Uraltes mathematisches Problem

Die Inschriften sind nur Millimeter groß und in rot und schwarz gehalten. Derartige Hieroglyphen seien noch nie gesehen worden. Dem Archäologen William Saturno von der Boston University zufolge soll es sich um verschiedene Kalendersysteme der Maya handeln: Dem zeremoniellen Kalender mit 260 Tagen, dem Sonnenkalender mit 365 Tagen und sogar Kalender nach Venus und Mars mit 584 und 780 Tagen.

"Wir sehen zum ersten Mal so etwas wie die Aufzeichnungen eines Schreibers, dessen Aufgabe es offenbar war, für die Maya-Siedlung solche Daten festzuhalten", erläuterte Saturno. Der Schreiber habe die Wand wie eine Tafel genutzt. "Es ist wie in der TV-Serie "Big Bang Theory" - sie stehen vor einem mathematischen Problem und schreiben es an die Wand."

"An der ganzen Wand befinden sich kleine Furchen, Striche und Punkte, die Zahlenreihen repräsentieren. Das ist etwas, das bisher nur an einer Stelle existiert hat: dem Dresden Kodex, den die Maya erst Jahrhunderte später geschrieben haben", sagte David Stuart von der Universität of Texas-Austin, der die Bildzeichen entschlüsselt hat. Die Ergebnisse der Forschung werden im Juniheft des "National Geographic Magazine" und im Wissenschaftsjournal "Science" veröffentlicht.

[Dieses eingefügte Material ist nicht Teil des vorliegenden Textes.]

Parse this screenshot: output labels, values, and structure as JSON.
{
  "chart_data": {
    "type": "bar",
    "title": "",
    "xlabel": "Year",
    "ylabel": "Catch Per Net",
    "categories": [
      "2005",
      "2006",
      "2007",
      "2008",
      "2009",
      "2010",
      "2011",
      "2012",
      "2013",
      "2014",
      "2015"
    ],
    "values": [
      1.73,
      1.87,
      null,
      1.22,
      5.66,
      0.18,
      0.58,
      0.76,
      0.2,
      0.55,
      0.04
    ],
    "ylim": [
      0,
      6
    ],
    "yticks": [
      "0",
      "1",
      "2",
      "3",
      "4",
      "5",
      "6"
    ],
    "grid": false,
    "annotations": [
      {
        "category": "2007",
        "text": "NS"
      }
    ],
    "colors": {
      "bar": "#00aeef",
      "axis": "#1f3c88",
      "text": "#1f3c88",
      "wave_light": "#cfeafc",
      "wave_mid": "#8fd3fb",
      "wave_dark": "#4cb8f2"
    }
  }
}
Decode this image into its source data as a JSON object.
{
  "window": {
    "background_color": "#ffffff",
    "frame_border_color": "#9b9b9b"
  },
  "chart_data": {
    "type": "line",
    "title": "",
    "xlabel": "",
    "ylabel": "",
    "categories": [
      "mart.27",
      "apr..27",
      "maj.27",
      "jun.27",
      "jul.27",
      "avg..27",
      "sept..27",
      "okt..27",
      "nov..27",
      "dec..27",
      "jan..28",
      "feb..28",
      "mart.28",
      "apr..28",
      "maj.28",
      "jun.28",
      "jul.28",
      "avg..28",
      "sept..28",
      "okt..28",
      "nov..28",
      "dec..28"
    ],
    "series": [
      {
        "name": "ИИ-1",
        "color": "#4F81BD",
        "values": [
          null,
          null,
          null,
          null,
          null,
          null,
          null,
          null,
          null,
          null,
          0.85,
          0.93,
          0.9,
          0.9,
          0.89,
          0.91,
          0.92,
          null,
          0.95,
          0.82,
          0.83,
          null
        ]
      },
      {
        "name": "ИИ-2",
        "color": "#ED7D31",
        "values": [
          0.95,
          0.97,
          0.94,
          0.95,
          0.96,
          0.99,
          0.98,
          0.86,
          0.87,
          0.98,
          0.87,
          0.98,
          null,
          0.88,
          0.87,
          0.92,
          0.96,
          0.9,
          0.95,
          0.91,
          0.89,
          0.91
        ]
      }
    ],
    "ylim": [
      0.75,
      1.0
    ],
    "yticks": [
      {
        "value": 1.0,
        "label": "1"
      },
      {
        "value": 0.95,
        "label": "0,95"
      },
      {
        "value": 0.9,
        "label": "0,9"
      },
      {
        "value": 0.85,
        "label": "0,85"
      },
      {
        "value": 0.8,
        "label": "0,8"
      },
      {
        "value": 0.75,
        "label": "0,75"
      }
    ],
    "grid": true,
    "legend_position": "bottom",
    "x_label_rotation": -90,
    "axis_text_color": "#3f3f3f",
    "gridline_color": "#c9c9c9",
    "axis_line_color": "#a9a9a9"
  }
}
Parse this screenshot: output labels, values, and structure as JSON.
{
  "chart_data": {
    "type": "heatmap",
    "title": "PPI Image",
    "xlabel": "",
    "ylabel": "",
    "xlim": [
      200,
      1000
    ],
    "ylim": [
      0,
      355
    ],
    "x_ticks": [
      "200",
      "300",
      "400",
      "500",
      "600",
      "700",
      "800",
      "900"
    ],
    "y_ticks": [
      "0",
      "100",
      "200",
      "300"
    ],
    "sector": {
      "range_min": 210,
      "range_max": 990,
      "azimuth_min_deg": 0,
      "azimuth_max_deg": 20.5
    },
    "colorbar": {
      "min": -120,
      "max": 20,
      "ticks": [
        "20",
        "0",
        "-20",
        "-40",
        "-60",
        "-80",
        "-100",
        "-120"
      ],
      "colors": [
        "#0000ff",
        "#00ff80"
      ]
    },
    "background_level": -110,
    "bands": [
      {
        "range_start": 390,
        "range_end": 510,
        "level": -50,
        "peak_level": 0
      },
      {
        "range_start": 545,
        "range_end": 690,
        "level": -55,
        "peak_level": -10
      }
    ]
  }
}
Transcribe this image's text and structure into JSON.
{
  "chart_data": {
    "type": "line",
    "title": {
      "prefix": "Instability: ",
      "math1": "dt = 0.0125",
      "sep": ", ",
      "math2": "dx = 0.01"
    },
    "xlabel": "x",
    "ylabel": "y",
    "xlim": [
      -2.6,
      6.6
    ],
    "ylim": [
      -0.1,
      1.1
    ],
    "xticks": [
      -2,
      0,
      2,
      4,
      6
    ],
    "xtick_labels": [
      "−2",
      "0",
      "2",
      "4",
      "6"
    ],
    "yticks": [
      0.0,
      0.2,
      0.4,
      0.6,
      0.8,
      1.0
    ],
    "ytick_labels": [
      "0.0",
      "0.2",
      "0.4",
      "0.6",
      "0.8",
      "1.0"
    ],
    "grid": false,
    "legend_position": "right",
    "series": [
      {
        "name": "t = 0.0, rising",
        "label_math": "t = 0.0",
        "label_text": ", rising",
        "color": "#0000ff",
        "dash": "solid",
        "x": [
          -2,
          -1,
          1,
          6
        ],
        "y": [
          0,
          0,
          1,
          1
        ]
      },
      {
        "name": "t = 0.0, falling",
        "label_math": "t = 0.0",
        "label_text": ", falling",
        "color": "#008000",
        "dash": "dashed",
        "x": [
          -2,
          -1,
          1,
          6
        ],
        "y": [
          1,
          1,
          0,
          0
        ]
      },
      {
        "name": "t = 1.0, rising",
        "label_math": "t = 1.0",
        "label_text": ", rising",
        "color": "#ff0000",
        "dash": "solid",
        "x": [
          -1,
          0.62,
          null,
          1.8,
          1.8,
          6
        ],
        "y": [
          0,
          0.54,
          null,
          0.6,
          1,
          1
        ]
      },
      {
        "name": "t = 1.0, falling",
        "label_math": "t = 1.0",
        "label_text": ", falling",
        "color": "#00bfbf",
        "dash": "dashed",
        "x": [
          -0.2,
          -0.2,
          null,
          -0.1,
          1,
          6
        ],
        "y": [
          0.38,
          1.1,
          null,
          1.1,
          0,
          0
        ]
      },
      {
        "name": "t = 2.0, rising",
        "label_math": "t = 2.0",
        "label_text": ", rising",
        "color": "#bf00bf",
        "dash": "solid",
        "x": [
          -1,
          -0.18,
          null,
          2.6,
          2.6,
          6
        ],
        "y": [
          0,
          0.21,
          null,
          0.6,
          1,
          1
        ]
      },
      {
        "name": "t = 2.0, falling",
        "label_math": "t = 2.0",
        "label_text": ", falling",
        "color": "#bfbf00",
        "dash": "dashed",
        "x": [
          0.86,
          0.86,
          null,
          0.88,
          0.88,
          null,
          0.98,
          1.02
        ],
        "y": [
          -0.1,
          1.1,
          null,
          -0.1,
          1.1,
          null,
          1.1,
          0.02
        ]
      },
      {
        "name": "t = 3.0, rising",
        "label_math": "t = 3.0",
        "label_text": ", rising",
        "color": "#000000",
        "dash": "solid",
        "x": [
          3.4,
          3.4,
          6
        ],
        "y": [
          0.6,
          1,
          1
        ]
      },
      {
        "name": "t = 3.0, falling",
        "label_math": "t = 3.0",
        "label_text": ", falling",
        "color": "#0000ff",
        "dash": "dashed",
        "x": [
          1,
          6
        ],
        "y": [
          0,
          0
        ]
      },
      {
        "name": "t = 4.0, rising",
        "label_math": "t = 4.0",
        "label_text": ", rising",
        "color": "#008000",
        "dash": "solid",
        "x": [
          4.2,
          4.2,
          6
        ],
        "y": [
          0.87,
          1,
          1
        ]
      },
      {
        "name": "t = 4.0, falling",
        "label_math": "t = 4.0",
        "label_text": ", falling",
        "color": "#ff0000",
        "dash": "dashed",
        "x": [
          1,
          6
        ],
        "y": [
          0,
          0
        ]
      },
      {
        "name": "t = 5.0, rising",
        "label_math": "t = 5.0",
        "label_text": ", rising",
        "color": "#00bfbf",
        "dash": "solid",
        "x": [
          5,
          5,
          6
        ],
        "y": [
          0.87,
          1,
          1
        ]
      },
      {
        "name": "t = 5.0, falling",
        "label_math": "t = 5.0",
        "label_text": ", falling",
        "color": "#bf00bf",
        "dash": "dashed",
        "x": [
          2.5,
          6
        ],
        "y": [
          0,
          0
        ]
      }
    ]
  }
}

Plünderer waren die ersten Entdecker

Die überwucherten Strukturen in dem Gebäude waren schon vor zwei Jahren entdeckt worden - von einem Studenten Saturnos, der den Pfaden von Plünderern gefolgt war. Mit Unterstützung der National Geographic Society kehrte der junge Mann mit seinem Professor und anderen Wissenschaftlern zurück und legte die Hieroglyphen frei. Die Ruinenstadt selbst war schon vor 100 Jahren entdeckt worden. Einst lebten hier Zehntausende Menschen.

Der älteste schriftliche Beleg des Maya-Kalenders war bisher eine 800 Jahre alte Handschrift - der Dresdner Kodex. Darin finden sich verschiedene kürzere und längere Zyklen, die den Maya zur Zeiteinteilung dienten, um unter anderem Mondfinsternisse vorhersagen zu können.

Über den Maya-Kalender wird derzeit viel geschrieben und geredet, weil er angeblich seit Jahrhunderten für den Dezember dieses Jahres den Weltuntergang voraussagt. Die Forscher sehen das ganz anders: In dem Kalender fand sich kein Hinweis darauf, dass im Jahr 2012 die Welt untergeht. "Die alten Maya sagten voraus, dass die Welt fortbestehen und in 7000 Jahren alles noch genau sein wird wie damals", erklärte Saturno.